A vida, portanto, evidencia a essência divina, ou a
natureza. Tudo o que os homens fazem para conservar a força vital, sua e de
seus iguais, é positivo. Tudo o que os impede de liberar tal poder é negativo.
Assim, segundo a Ética, V, proposição
10, escólio, “o melhor que podemos fazer, enquanto não tivermos um conhecimento
perfeito de nossos afetos, é idear um método correto de vida, ou seja,
princípios seguros, e gravá-los na memória e sempre os aplicar às coisas
particulares que se encontram facilmente na vida, de modo que a nossa
imaginação seja por eles amplamente afetada e que eles estejam sempre a nossa
disposição. (…) Se lembramos a razão de nosso verdadeiro interesse e do bem
advindo de uma amizade mútua e de uma sociedade comum, se recordamos que a
suprema satisfação da alma nasce do correto método de viver (…) e que os
homens, como as demais coisas, agem por necessidade de natureza, a ofensa, ou
seja, o ódio que dela brota ordinariamente, ocupará pouco a imaginação e será
facilmente superada”.
Vivemos no século XXI uma crise inédita no
relacionamento dos indivíduos consigo mesmos e com os outros. Das situações
mais comuns às guerras que abalam o planeta, os afetos negativos parecem vencer
os positivos. As potências estatais hegemônicas retornam ao uso irrestrito da violência, tal como ocorreu no episódio narrado por
Tucídides na Guerra do Peloponeso,
sobre o cerco à ilha de Melos.
A colônia de Esparta queria
ser neutra na luta entre potências. Empurrada pelos atenienses, entra na
guerra. No texto, os embaixadores de Atenas dão o ultimato: Melos deve
render-se e servir Atenas. “Não usaremos belas frases, não diremos que
nosso domínio é justo (…) sabemos e vocês sabem tanto quanto nós que a justiça
só é levada em conta quando a necessidade é igual. Sempre que uns possuem mais
força e podem usá-la como puderem, os mais fracos arrumam-se (…) como podem”.

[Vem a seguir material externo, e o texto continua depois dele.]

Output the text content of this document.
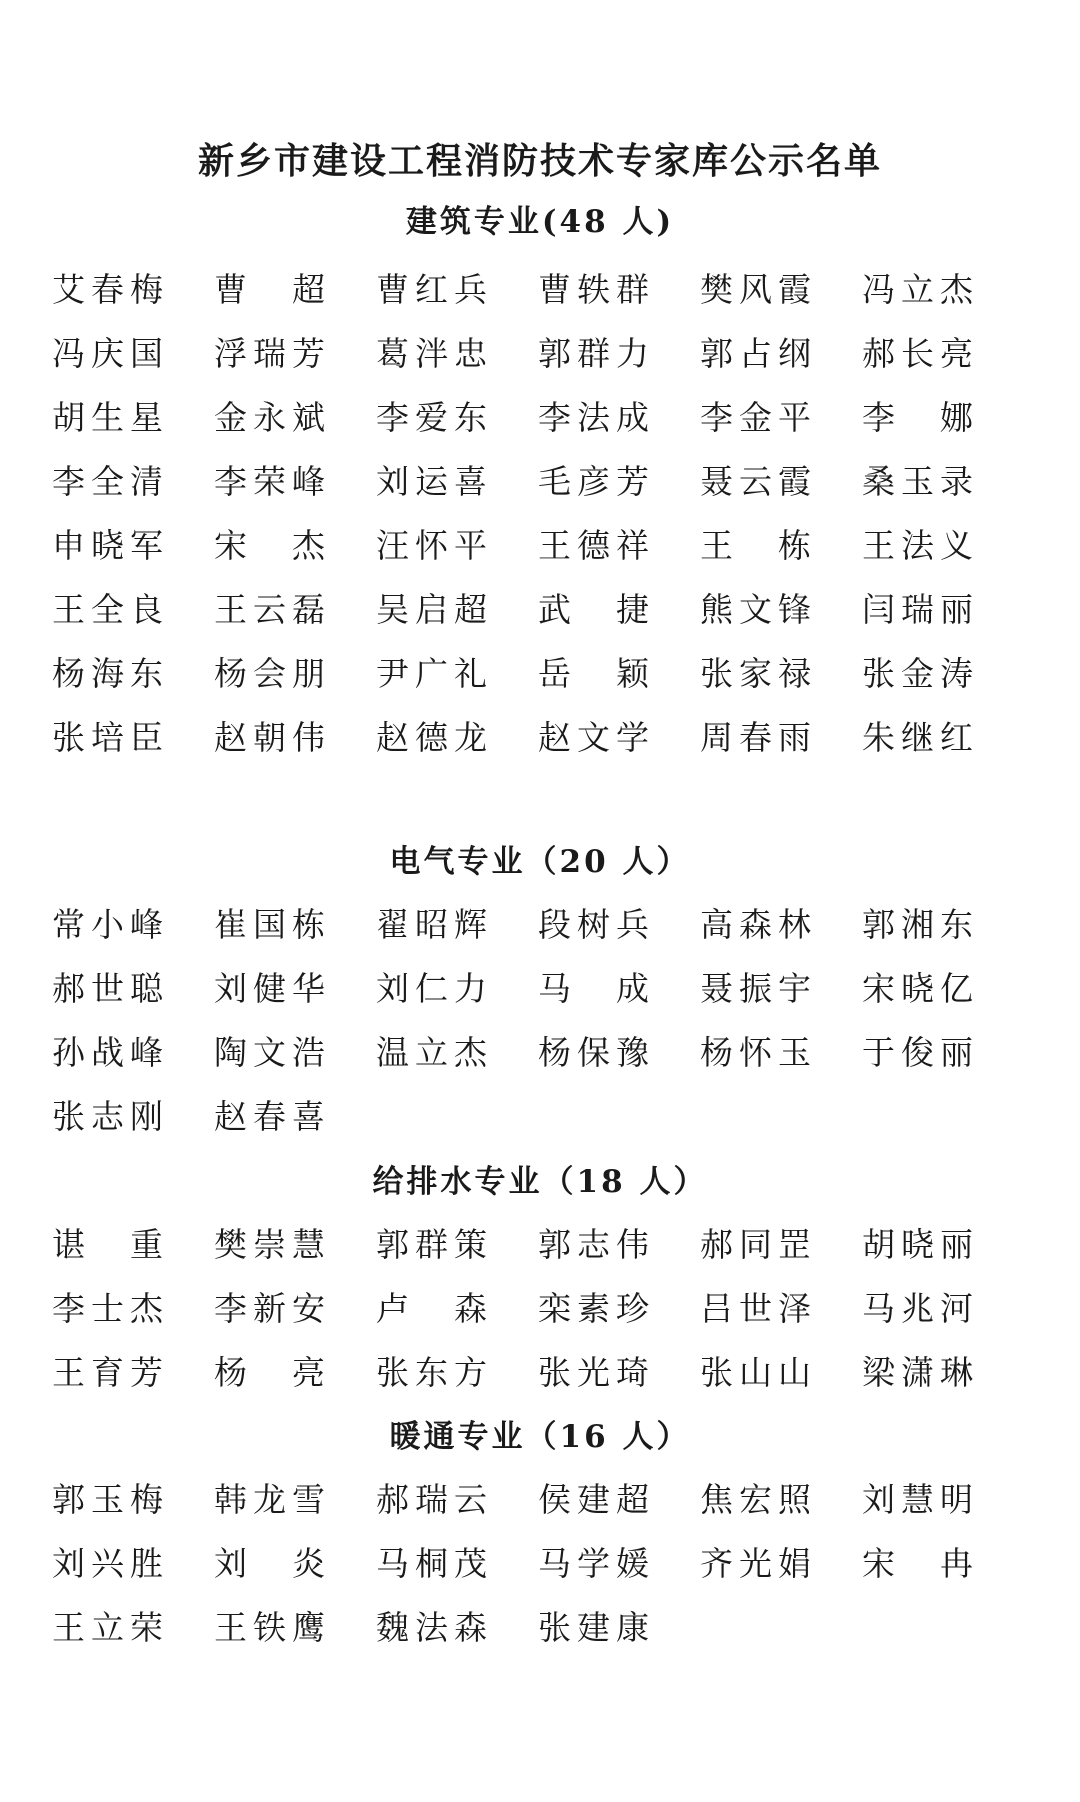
新乡市建设工程消防技术专家库公示名单
建筑专业(48 人)
艾春梅	曹　超	曹红兵	曹轶群	樊风霞	冯立杰
冯庆国	浮瑞芳	葛泮忠	郭群力	郭占纲	郝长亮
胡生星	金永斌	李爱东	李法成	李金平	李　娜
李全清	李荣峰	刘运喜	毛彦芳	聂云霞	桑玉录
申晓军	宋　杰	汪怀平	王德祥	王　栋	王法义
王全良	王云磊	吴启超	武　捷	熊文锋	闫瑞丽
杨海东	杨会朋	尹广礼	岳　颖	张家禄	张金涛
张培臣	赵朝伟	赵德龙	赵文学	周春雨	朱继红
电气专业（20 人）
常小峰	崔国栋	翟昭辉	段树兵	高森林	郭湘东
郝世聪	刘健华	刘仁力	马　成	聂振宇	宋晓亿
孙战峰	陶文浩	温立杰	杨保豫	杨怀玉	于俊丽
张志刚	赵春喜
给排水专业（18 人）
谌　重	樊崇慧	郭群策	郭志伟	郝同罡	胡晓丽
李士杰	李新安	卢　森	栾素珍	吕世泽	马兆河
王育芳	杨　亮	张东方	张光琦	张山山	梁潇琳
暖通专业（16 人）
郭玉梅	韩龙雪	郝瑞云	侯建超	焦宏照	刘慧明
刘兴胜	刘　炎	马桐茂	马学媛	齐光娟	宋　冉
王立荣	王铁鹰	魏法森	张建康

Hobbes, em sua tradução de Tucídides, é mais radical: a necessidade exprime o
estado de natureza onde todos se enfrentam. Os mais fortes usam sua vantagem
momentânea de poderio. Aos mais fracos resta atingir aquele estado de império. É
de semelhante trecho, na obra de Tucídides, que brota o hobbesiano bellum
omnium contra omnes.
Spinoza rompe com a razão
de Estado e com a doutrina sobre o estado de natureza defendida por Hobbes. É
célebre o trecho da carta enviada por ele a Jarig Jelles: “O
senhor me pergunta qual a diferença entre o pensamento de Hobbes e o meu, no
relativo à política: ela consiste em que sempre mantenho o direito natural e só
concedo, em qualquer cidade, direito ao soberano sobre os cidadãos na medida em
que, pela potência, ele os sobrepuje; é a continuação do estado de natureza” (2
de junho de 1674). A natureza é um campo em que o “peixe grande tem o direito
de comer o pequeno”. Mas se os peixes pequenos se unem, formam um indivíduo
poderoso diante do qual todo peixe grande sente-se ameaçado. Segundo o Tratado Político, “se dois homens se encontram
e unem suas forças, eles têm um poder maior sobre a natureza, e por conseguinte
maior direito, do que cada um deles em separado” (cap. II, parágrafo 13). A
democracia, união de muitos, é dita por Spinoza como o “regime mais natural”.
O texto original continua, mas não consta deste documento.